Baca Juga
"Masa depan suatu bangsa tidak ditentukan oleh kekayaan alamnya, melainkan oleh kualitas generasi mudanya. Stunting adalah pencuri masa depan yang harus kita lawan bersama-sama." (Sumber foto: Istimewa).
Oleh: Arda Dinata
FEATURE - Ketika Angka 19,8 Bercerita: Sebuah Potret Kemenangan Kecil dalam Perang Melawan Stunting.
Angka stunting Indonesia turun jadi 19,8% tahun 2024. Namun di balik pencapaian ini, masih ada 4,4 juta balita yang butuh perhatian khusus.
Hashtag: #StuntingIndonesia #SSGI2024 #GenerasiSehat #PercepataanStunting
"Setiap angka dalam statistik kesehatan adalah cerita tentang kehidupan. Di balik penurunan 1,7 persen prevalensi stunting, tersimpan harapan jutaan keluarga untuk masa depan yang lebih baik."
Pagi itu, Auditorium Siwabessy di Gedung Kementerian Kesehatan Jakarta Selatan terasa berbeda. Suara tepuk tangan mengalun ketika Menteri Kesehatan Budi Gunadi Sadikin mengumumkan angka yang ditunggu-tunggu: 19,8 persen. Angka stunting nasional Indonesia untuk tahun 2024 berhasil turun dari 21,5 persen di tahun sebelumnya.
Di antara barisan kursi, beberapa peneliti mengangguk puas. Para akademisi tampak mencatat dengan seksama. Namun di balik euforia kecil itu, masih terbersit kegelisahan yang sama: target 14 persen yang pernah dicanangkan untuk 2024 tampak semakin jauh.

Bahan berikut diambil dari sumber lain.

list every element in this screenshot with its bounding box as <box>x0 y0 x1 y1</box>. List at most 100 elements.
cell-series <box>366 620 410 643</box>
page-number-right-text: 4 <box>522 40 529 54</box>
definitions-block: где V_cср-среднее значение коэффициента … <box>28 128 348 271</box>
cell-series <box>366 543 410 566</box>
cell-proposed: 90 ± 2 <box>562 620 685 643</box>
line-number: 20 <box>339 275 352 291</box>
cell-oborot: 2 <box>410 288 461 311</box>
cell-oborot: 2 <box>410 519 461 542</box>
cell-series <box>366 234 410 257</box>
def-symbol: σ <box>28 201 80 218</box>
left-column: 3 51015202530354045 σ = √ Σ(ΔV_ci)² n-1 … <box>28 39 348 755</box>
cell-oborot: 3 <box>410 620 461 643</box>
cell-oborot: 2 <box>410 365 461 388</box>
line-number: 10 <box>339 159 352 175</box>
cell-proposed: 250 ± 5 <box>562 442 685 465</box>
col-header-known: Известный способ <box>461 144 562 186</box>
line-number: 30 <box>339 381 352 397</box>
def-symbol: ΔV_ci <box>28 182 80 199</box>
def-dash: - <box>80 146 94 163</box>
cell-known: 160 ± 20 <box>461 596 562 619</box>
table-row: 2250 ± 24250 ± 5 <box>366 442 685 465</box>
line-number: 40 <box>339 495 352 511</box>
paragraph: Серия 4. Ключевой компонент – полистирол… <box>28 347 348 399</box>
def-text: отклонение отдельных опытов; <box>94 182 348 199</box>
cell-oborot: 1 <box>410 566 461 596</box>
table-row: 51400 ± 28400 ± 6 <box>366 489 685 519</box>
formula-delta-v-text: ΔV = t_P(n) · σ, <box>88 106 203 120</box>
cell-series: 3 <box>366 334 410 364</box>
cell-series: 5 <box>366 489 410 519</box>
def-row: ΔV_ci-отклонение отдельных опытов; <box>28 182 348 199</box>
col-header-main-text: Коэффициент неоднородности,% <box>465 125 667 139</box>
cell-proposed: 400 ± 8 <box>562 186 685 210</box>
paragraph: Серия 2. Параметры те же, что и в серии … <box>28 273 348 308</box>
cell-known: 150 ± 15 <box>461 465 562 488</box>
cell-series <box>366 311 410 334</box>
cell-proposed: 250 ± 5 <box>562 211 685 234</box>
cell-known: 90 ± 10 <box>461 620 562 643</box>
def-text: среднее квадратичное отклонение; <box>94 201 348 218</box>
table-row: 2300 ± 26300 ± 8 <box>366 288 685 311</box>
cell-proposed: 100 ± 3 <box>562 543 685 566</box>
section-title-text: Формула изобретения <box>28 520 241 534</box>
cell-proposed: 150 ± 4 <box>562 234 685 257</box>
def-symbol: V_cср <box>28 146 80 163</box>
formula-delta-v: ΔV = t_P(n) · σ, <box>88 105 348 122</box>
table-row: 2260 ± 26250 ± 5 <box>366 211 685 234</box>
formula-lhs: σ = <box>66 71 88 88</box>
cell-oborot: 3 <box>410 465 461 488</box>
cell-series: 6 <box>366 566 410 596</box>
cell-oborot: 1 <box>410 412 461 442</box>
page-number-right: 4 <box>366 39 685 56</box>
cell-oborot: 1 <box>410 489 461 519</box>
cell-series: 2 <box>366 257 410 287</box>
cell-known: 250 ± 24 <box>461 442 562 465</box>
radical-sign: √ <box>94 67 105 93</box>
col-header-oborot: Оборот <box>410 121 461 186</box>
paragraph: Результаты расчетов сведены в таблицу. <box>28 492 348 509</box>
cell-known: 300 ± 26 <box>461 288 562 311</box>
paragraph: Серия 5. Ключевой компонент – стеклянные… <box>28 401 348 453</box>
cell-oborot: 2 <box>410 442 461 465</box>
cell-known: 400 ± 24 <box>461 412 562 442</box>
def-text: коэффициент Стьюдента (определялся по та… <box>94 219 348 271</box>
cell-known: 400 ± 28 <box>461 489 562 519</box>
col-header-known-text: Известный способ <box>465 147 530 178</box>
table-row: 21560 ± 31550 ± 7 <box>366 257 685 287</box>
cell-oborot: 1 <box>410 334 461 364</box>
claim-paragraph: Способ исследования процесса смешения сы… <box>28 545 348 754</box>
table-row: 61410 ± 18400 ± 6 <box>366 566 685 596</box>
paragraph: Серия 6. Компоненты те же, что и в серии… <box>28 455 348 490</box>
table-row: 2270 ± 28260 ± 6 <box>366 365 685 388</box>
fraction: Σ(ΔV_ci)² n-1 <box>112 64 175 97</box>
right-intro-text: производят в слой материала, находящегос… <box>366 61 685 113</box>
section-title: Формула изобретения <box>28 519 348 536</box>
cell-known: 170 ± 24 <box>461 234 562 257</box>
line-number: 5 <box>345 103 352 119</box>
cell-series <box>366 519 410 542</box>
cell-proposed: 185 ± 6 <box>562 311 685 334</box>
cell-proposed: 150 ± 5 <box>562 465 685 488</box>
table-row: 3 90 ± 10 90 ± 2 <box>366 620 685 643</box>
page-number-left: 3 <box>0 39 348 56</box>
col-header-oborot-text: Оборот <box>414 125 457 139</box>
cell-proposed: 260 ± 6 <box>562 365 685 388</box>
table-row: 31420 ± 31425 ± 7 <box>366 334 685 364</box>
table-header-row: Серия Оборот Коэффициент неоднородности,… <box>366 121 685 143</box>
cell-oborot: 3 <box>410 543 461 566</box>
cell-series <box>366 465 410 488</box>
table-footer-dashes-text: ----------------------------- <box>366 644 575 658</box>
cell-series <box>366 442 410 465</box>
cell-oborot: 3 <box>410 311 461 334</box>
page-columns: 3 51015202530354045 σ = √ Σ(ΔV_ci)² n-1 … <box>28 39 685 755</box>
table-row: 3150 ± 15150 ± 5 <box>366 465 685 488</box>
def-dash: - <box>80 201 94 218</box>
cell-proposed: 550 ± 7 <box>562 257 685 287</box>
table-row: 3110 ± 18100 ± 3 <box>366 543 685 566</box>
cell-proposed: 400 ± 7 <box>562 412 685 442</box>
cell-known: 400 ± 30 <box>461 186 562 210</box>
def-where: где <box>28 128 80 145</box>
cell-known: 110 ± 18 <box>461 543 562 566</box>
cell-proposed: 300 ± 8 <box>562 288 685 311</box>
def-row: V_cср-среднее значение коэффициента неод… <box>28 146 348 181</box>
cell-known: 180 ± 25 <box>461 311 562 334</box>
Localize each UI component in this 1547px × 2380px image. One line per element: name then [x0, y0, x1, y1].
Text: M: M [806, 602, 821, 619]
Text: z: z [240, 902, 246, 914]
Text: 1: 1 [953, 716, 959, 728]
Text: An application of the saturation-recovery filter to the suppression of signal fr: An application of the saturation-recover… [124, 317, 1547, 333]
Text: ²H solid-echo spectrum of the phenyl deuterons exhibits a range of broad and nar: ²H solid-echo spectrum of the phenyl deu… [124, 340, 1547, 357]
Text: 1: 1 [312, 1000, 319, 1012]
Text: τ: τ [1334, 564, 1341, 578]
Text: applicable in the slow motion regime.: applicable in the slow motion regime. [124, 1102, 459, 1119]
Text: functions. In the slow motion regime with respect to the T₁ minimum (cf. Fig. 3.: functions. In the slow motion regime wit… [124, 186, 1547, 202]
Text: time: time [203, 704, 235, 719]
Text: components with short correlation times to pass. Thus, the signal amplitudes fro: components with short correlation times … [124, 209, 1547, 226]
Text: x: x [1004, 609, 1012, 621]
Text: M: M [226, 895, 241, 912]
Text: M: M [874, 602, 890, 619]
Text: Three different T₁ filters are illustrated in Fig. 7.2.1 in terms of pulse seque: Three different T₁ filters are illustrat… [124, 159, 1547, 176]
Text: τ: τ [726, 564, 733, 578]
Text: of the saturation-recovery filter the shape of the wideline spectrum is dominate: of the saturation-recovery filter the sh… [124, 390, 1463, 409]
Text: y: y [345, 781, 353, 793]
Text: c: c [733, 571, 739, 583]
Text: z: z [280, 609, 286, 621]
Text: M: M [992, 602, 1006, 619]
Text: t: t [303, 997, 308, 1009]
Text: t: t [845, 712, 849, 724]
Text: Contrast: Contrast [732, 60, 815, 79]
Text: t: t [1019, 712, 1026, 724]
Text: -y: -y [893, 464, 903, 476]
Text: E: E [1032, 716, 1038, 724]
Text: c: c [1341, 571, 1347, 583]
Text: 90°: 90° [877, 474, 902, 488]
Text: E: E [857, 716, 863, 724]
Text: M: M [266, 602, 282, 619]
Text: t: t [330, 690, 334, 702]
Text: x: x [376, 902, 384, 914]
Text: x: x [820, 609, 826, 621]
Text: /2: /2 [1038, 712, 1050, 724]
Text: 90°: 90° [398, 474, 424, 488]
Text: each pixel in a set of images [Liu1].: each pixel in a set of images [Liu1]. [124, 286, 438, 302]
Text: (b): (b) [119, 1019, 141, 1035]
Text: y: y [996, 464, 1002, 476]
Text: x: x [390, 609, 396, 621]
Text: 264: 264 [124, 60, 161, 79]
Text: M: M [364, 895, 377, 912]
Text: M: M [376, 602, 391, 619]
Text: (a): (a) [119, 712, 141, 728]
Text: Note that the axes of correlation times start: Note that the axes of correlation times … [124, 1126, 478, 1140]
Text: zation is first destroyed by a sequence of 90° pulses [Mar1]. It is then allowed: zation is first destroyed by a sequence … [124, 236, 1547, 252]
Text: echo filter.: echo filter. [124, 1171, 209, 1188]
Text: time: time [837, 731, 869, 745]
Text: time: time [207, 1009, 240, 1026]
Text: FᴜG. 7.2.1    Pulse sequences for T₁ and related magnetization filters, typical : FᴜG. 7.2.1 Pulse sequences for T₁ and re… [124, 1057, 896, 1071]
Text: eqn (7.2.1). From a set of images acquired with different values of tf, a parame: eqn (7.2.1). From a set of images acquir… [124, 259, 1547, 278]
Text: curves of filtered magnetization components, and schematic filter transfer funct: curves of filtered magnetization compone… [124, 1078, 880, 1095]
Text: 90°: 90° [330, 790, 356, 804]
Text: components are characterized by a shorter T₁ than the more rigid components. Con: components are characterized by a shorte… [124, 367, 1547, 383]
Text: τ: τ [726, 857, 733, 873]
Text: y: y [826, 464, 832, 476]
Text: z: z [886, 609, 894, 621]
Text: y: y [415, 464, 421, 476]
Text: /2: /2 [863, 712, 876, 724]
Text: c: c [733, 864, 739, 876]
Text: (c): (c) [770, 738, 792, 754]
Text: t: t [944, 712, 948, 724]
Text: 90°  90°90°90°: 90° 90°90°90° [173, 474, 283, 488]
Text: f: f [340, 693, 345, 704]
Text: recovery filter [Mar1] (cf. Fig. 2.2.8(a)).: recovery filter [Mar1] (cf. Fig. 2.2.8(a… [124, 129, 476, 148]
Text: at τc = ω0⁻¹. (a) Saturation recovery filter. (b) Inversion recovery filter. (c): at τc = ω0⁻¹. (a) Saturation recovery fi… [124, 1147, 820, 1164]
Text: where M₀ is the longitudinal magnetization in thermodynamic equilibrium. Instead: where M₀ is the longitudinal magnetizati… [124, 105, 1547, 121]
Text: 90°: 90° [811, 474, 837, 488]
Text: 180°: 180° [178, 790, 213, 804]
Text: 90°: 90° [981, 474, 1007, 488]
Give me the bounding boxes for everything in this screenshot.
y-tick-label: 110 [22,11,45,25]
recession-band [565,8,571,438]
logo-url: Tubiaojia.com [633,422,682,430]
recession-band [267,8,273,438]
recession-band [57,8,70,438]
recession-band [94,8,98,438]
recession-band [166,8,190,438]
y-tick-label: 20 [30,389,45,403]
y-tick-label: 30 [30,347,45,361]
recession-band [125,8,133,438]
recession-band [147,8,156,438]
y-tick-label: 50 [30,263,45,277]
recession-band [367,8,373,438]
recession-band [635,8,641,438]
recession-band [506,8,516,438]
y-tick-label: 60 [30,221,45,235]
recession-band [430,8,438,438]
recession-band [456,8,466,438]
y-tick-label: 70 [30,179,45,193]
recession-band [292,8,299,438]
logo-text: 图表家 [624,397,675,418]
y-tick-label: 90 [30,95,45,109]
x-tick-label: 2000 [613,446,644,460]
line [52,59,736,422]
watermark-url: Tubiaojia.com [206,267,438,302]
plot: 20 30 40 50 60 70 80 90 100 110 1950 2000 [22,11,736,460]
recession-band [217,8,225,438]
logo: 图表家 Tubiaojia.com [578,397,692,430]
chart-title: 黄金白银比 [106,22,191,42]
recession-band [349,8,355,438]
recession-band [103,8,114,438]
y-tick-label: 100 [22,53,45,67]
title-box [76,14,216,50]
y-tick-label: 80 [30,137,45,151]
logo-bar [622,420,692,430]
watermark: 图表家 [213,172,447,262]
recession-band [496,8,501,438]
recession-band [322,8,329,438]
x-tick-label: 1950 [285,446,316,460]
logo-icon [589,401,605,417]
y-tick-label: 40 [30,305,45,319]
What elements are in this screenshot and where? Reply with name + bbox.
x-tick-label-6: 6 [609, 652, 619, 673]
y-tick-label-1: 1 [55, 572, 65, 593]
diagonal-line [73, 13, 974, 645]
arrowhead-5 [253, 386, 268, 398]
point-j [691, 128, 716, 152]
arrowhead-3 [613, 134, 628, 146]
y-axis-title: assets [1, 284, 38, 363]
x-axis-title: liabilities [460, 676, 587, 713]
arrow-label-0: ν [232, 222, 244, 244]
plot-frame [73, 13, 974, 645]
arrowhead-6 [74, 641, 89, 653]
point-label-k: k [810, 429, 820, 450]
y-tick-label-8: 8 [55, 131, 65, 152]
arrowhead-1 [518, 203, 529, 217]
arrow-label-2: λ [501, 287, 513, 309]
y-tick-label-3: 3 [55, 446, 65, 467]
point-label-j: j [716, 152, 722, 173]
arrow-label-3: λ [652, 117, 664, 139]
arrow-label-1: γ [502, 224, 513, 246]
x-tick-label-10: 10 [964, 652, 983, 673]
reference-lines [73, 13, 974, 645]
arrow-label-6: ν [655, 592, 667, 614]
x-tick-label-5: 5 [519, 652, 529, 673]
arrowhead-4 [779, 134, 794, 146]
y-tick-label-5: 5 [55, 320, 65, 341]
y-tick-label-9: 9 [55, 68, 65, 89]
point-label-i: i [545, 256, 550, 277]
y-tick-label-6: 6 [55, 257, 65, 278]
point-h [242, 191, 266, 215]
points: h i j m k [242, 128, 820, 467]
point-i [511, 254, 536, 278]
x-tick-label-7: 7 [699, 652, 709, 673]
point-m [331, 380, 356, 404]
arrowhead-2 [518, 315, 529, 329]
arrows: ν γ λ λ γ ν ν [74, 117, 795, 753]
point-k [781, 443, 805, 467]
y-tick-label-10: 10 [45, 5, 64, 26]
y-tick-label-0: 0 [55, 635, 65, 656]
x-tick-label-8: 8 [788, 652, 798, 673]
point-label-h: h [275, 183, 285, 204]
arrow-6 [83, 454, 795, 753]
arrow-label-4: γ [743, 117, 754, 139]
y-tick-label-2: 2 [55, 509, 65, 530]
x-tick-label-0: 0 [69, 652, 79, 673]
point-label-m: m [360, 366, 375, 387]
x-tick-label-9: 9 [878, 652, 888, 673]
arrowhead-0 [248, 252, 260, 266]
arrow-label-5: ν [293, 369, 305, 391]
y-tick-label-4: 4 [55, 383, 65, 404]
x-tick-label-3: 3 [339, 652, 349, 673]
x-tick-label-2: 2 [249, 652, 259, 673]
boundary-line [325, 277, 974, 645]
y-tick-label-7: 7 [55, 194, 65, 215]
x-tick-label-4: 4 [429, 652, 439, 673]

Hasil Survei Status Gizi Indonesia (SSGI) 2024 memang patut disyukuri. Penurunan dari 21,5 persen pada 2023 menjadi 19,8 persen pada 2024 menunjukkan bahwa upaya bersama selama ini tidak sia-sia. Namun, jika kita jujur pada diri sendiri, angka ini masih menyisakan pertanyaan besar: apakah Indonesia benar-benar siap menghadapi tantangan masa depan?
Potret di Balik Angka Statistik
Angka 19,8 persen berarti masih ada 4.482.340 balita Indonesia yang mengalami stunting. Bayangkan, hampir 4,5 juta anak-anak kecil yang tinggi badannya tidak sesuai dengan usianya. Mereka tersebar di berbagai pelosok Nusantara, dari Sabang sampai Merauke.
Dr. Liza Amelia, peneliti gizi dari Badan Kebijakan Pembangunan Kesehatan, pernah mengatakan dengan nada prihatin, "Untuk dapat mencapai 14% di tahun 2024 perlu penurunan secara rata-rata sebesar 3,8% per tahun." Kenyataannya, penurunan tahun ini hanya 1,7 persen.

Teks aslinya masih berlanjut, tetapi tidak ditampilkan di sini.